There was also a pro-Israeli counter-demonstration in Montreal on Thursday. The two sides remained separate.
University of Toronto students set up camp in a fenced-in grassy area on the school’s downtown campus on Thursday morning, where about 100 protesters gathered in dozens of tents.
According to a statement from organizers, the camp will remain in place until the university reveals its investments, gets rid of anyone who “supports Israeli apartheid, occupation and illegal colonization of Palestine” and ends its activities. partnerships with certain Israeli academic institutions.
Israel says it does not participate in apartheid and that its attack on Gaza does not constitute genocide.
A university spokesperson told Reuters it was “in dialogue with the protesters” and that as of midday the camp “had not disrupted normal university operations.”
Sara Rasikh, a University of Toronto graduate student and spokesperson for the camp, told Reuters she would stay until her demands were met.
“If public disruption is the only way to make our voices heard, then we are prepared to do that,” she said.

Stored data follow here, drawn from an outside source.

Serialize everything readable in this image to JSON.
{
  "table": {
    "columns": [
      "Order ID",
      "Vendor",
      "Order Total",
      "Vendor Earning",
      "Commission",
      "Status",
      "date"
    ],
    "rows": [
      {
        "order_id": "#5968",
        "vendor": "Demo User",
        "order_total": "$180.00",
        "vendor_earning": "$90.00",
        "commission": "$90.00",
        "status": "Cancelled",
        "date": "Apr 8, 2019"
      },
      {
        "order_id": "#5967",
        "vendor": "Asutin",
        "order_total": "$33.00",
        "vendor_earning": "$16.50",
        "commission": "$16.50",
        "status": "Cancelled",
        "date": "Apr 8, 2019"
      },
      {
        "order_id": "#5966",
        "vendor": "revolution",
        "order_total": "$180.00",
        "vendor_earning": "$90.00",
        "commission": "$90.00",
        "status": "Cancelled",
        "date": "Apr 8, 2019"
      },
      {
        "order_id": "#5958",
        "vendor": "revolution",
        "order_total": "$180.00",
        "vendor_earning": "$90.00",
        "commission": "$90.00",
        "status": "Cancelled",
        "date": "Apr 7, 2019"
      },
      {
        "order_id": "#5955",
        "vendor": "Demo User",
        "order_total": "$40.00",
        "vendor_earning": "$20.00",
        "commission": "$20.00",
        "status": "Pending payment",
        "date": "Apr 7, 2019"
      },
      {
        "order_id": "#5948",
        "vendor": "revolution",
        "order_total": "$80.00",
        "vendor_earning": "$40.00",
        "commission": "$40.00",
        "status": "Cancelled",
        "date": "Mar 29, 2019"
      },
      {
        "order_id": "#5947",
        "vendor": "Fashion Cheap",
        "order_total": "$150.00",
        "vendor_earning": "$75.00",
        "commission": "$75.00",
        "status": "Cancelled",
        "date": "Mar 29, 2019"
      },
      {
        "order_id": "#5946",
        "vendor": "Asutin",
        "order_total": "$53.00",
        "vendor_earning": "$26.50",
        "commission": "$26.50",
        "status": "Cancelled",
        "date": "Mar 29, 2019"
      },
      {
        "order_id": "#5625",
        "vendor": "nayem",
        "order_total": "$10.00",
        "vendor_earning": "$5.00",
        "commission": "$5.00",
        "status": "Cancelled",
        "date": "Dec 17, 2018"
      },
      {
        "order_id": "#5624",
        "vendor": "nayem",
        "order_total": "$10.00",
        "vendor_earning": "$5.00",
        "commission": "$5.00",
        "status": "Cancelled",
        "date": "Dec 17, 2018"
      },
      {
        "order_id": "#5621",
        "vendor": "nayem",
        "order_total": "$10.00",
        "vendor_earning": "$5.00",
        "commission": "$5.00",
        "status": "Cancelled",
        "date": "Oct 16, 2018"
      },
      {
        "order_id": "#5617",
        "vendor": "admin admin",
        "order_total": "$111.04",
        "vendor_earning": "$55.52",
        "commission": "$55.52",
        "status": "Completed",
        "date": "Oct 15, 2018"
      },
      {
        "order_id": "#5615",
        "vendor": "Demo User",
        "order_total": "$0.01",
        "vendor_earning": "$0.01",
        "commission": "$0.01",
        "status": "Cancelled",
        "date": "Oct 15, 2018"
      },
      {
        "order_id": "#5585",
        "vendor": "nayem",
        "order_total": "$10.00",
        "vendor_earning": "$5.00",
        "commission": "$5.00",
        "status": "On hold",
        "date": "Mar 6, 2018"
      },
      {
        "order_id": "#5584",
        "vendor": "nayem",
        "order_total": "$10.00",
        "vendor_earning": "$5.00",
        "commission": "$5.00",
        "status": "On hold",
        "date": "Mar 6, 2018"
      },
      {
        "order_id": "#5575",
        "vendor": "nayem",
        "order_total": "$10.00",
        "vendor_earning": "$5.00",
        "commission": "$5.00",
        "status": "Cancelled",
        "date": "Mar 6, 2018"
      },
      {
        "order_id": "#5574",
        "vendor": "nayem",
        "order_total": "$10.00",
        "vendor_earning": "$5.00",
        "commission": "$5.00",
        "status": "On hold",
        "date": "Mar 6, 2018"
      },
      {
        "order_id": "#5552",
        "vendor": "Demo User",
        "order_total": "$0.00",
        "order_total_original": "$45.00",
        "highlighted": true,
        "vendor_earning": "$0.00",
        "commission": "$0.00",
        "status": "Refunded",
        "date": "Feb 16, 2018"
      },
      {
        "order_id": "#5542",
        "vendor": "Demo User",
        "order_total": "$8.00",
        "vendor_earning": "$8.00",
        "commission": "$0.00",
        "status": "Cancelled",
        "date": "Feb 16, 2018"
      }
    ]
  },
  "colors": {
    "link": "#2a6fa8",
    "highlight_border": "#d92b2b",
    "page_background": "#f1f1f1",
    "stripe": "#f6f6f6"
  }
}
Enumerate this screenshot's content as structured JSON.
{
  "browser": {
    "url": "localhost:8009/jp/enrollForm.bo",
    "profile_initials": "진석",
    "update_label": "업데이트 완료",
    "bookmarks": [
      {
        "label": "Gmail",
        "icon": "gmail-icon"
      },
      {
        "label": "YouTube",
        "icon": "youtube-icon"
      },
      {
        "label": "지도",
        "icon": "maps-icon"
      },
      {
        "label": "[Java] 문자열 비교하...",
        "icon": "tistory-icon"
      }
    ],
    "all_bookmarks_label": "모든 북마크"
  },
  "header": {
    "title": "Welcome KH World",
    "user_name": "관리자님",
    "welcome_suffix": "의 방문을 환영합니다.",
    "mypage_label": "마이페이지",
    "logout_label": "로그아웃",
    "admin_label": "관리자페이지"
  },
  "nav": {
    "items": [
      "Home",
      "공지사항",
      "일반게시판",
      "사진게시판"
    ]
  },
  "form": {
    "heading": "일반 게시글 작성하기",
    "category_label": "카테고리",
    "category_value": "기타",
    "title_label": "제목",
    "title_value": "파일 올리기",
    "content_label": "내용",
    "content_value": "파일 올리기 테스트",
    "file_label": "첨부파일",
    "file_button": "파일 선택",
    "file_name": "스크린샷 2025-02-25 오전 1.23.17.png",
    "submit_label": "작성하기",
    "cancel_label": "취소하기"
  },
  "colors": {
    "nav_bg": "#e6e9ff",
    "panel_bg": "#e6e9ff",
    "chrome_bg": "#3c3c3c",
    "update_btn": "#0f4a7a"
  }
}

Some Jewish groups have accused the protesters of being anti-Semitic. Organizers deny this accusation, pointing out that some demonstrators are Jewish.
Asked to comment on the camps, Prime Minister Justin Trudeau’s office pointed to a statement he made Tuesday, saying “universities are places of learning, places of free expression… but that only works if people feel safe on campus.” » Right now… Jewish students don’t feel safe.
The protests follow the deadly October 7 attack on southern Israel by Hamas militants from the Gaza Strip, which killed 1,200 people and took dozens hostages, and the Israeli offensive that followed which killed around 34,000 people and created a humanitarian crisis.
(Except for the headline, this story has not been edited by NDTV staff and is published from a syndicated feed.)
“Prone to fits of apathy. Beer evangelist. Incurable coffeeaholic. Internet expert.”